Throughout October and November, intelligence reports from the Vietnam-Cambodia border area indicated a massive buildup of arms, troops and ammunition in the Parrot's Beak region. Although the heavy rainfall produced a lull in the border skirmishes, the startling implications of these reports were well understood in Peking: Vietnam was preparing for a large-scale conventional assault into Cambodia when the rainy season ended. The debate among the Chinese leadership was not whether Hanoi would move after the rain, but rather what the outcome of the attack would be.
Leaders in Peking viewed the Vietnamese buildup as a direct threat to their security and foreign policy in Southeast Asia. China has considered Cambodia an important ally, despite embarrassment over the harshness of the Pol Pot government. In late autumn, Peking unleashed a vituperative propaganda campaign in its press directed against Hanoi (and Moscow); a crescendo was reached on two different occasions. First, the Moscow-Hanoi "friendship and cooperation" treaty signed Nov. 3 was denounced as a military alliance directed against China and not as an economic development agreement, as stated by the Soviet Union. The treaty includes a provision calling for cooperation in case of threat "for the purpose of eliminating the threat and taking appropriate and effective measures to safeguard peace and security." The treaty earned Vietnam the title "Cuba of the East" in the Chinese press and firmly implanted in Peking the belief that Vietnam is but a client state for Soviet imperialism in southern Asia.

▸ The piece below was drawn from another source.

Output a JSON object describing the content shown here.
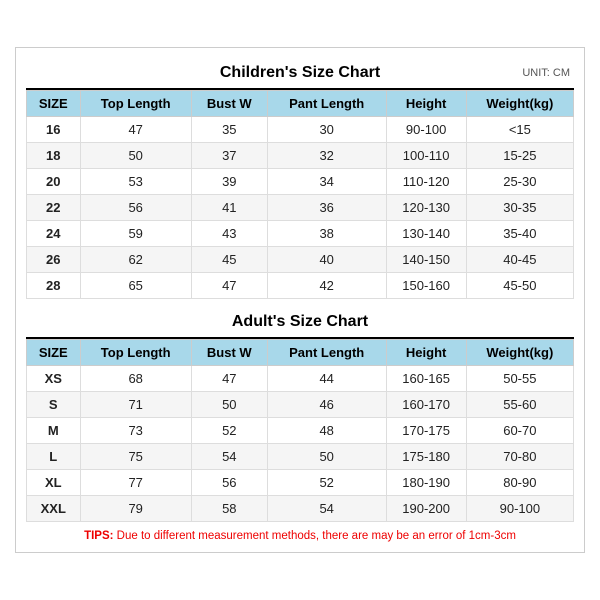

Second, the announcement in a Radio Hanoi broadcast on Dec. 3 of a "Cambodian National United Front" (complete with radio station and news agency) evoked vitriolic invectives against Moscow and Hanoi from the Chinese press. To Peking, the "Front" is a flimsy pretext for Vietnamese aggression. The Chinese were most alarmed, however, by the fact that the rain was due to end just three weeks after this announcement.
The message in Peking was clear: Hanoi would move around Christmas. The aim of a hastily convened politburo meeting in Peking in early December was to propose action sufficient to deter the fall of the Pol Pot government. The Sino-American normalization option provided Peking with what it hoped would be a strategic countermove.
Peking's analysis of the deteriorating situation on its southern border must have been so compelling to President Carter and his advisers that they signed an agreement after a 100-hour diplomatic flurry. It is perhaps testimony to the "geopolitical" age in which we now live that Washington harkened to Peking's alarms. The administration was even willing to antagonize conservative Senate votes needed this winter for a SALT agreement.
While American leaders have emphasized the commercial benefits of normalization, the Chinese have spoken of the agreement almost exclusively in strategic terms. Vice Premier Teng Hsiao-ping even used the Chinese word for "alliance" recently when referring to the pact -- a term that surprised China specialists.
Yet the Sino-American link clearly failed to deter the fall of Phnom Penh, as the Chinese hoped it would. The events of the last few days represent a serious setback to the post-Mao leadership. To conclude the normalization agreement with the United States, Peking hastily agreed to permit American arms sales to Taiwan, to halt the shelling of the off-shore islands and to issue unprecedented statements of peaceful intentions concerning reunification with the mainland. Recent Chinese troop redeployments to the Sino-Vietnamese border, far from inhibiting Hanoi's thrust into Cambodia, have been met with Soviet troop movements along the Sino-Soviet border in the northwest.
Clearly, Peking misjudged Moscow's "control" over Hanoi and, thus, the deterrence value of a Sino-American normalization agreement to Vietnam's ambitions in Cambodia. Peking conveniently dismisses the more than 400-year history of animosity between Vietnam and Cambodia. The new leadership in Peking still clings to the Maoist theory that the world is dominated by two competing imperialist superpowers (with the Soviet Union the more feared), each with client states acting explicitly on its behalf.
While a Sino-American normalization agreement might have deterred the Soviet Union from encouraging a "Cuban-type" foray into Cambodia, the new pact has evidently done little to deter the strong-minded, independent leadership in Hanoi from its own form of imperialism. Americans learned about Hanoi's truculence the hard way. Peking may be in for a similar education.